Бондарев собрался подремать с полчасика прямо за письменным столом, когда майор вернулся. Его лицо выглядело растерянным.
— Пропало тело, — с порога сказал майор. — Из морга. Того типа, что был убит ночью... И никто ничего не заметил.
— Вам это кажется странным? — спросил Бондарев, прищурившись.
— В моей практике это первый случай...
— А в моей — не первый. И хочу дать вам совет — пока все это не кончится, ничему не удивляйтесь. Может быть, до сих пор вашему городу везло, и в него не заносило таких людей. Но везение кончилось. Эти люди здесь. Они будут решать свои задачи и не станут обращать внимания на условности и правила приличия. Так что будьте готовы...
— Я должен ответить «всегда готов»? — иронически посмотрел на Бондарева майор.
— Вы можете послать меня к черту. Только это ничего не изменит. Не я причина ваших несчастий. Причина в том, что железная дорога проходит через ваш город и что некто Шустров выбрал именно это направление... А вслед за Шустровым и компания в красном джипе. И я. Скованные одной цепью. — Он усмехнулся. — И как ни странно, но из всех троих я в самом выгодном положении. Я знаю, что происходит. Они знают только часть. Шустров знает, что за ним идут казахи, но не знает, что мы тоже у него на хвосте. Казахи не знают, что у Шустрова больше нет сумки с деньгами.
— Еще бы найти того человека, который знает, где сумка, — мечтательно произнес майор.

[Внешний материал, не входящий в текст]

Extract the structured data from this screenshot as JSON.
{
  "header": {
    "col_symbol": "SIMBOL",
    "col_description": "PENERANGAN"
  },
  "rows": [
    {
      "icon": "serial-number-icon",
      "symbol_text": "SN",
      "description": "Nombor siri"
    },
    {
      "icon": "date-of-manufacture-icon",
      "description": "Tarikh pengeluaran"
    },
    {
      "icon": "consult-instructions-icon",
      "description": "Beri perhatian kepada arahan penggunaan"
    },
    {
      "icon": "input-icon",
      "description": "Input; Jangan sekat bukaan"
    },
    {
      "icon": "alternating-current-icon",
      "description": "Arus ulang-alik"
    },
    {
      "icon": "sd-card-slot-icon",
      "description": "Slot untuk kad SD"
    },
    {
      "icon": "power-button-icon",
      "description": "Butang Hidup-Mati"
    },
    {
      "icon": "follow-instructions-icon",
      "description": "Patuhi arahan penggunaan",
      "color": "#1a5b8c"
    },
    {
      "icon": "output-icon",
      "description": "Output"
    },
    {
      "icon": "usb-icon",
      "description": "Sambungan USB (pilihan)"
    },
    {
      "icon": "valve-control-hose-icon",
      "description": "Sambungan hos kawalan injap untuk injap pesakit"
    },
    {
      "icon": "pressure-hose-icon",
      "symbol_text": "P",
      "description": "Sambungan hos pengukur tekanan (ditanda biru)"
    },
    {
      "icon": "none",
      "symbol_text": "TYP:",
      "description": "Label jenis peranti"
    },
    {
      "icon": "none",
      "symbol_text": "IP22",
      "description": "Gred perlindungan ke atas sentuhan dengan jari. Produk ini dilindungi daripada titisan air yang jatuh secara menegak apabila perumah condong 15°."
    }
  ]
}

— А еще бы человека, который бы все про всех знал. Кто сказал бы, где находится Шустров, где сидят казахи, у кого деньги и при чем тут Селиванова. Хотите познакомиться с таким человеком, майор? — спросил Бондарев.
— Не отказался бы.
— А я отказался бы. — Бондарев откинулся на спинку кресла.
5
В конце долгого летнего дня облака на западном крае неба стали красными, словно пропитались кровью. Солнце, как полноправный хозяин здешних мест, уходило медленно и с достоинством. Всего на несколько часов даровало оно природе и людям освобождение от палящего гнета, чтобы затем вернуться и жечь, палить, иссушая любые проявления растительности, вгоняя в тревожный сон животных и пробуждая странные унылые мысли и у людей, тщетно пытавшихся укрыться от его лучей под крышами домов — жар проникал сквозь окна, трубы, двери, и не было от него спасения.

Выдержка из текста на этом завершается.